Just before the birth, every one frets about what it will feel like to push a baby out. It's something that you can't visualize until the contractions get you to 10 centimeters, but somehow, after that your body and mind seem to know exactly what to do.
It can be a bit more difficult for a woman who has an epidural because the numbing can make it hard to figure out exactly where to push, but she too will soon know the sensation of pushing with your uterus and cervix to give the body the momentum to free its little bundle of joy. The sensation is hard to describe, but it happens for most women just as it should. There is pressure, pushing and then an amazing rush as the baby slides out and eventually ends up in his mother's arms. Now that is a sensation that a mother will always remember and cherish.
Just about the time that the baby crowns, there's a new sensation that most people prefer never to imagine. For way too many women, the baby doesn't quite have enough room, and he makes his own way, tearing through flesh as he comes.

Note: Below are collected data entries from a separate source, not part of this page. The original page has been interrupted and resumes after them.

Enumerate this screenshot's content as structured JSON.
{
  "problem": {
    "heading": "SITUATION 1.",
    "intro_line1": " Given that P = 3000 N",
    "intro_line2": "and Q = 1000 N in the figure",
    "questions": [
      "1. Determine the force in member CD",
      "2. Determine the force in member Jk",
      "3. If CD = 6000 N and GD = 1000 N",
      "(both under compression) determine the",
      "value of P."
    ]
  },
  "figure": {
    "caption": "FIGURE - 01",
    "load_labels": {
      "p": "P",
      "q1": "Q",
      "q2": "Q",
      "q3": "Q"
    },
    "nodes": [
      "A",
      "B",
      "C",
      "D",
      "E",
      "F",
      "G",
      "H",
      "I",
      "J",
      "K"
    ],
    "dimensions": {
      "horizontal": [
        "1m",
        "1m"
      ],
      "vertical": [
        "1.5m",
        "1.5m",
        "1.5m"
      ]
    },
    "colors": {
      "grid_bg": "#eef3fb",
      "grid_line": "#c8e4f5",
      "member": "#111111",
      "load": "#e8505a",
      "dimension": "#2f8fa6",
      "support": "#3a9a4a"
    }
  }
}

Doctors don't do episiotomies as often these days, thinking that its better to just let things go naturally. But that means that a mom will feel every moment that the skin splits. Anyone who has gashed open their skin knows it isn't exactly like being licked by puppies, but if it is a spot where things are already swollen and sore, it can be tortuous for weeks afterward.
Witchazel and ice packs are in your future, and it could take weeks before you can sit straight. It's really painful and terrible, and a sensation you won't soon forget.
Moms have gone through a lot already with the labor and delivery, but one of the creepiest sensations happens after the action is over. The baby is out, and the mom may be ready to bond. Yet the doctor is still there, right in between her legs, and he has the task of stitching up the tears.
If you had stitches before on a cut on your arm or leg you may think you know what this feels like. But if for mom's whose anesthesia has worn off, the sensation is somewhat akin to what a pincushion must feel like, if the pincushion was bruised and swollen and ready for everyone to stop touching it.
It's not exactly painful, but no one would every call the sensation of being pricked in a sensitive area a dozen or so times exactly pleasant. We hope that the new baby is a distraction from the uncomfortable moment for you.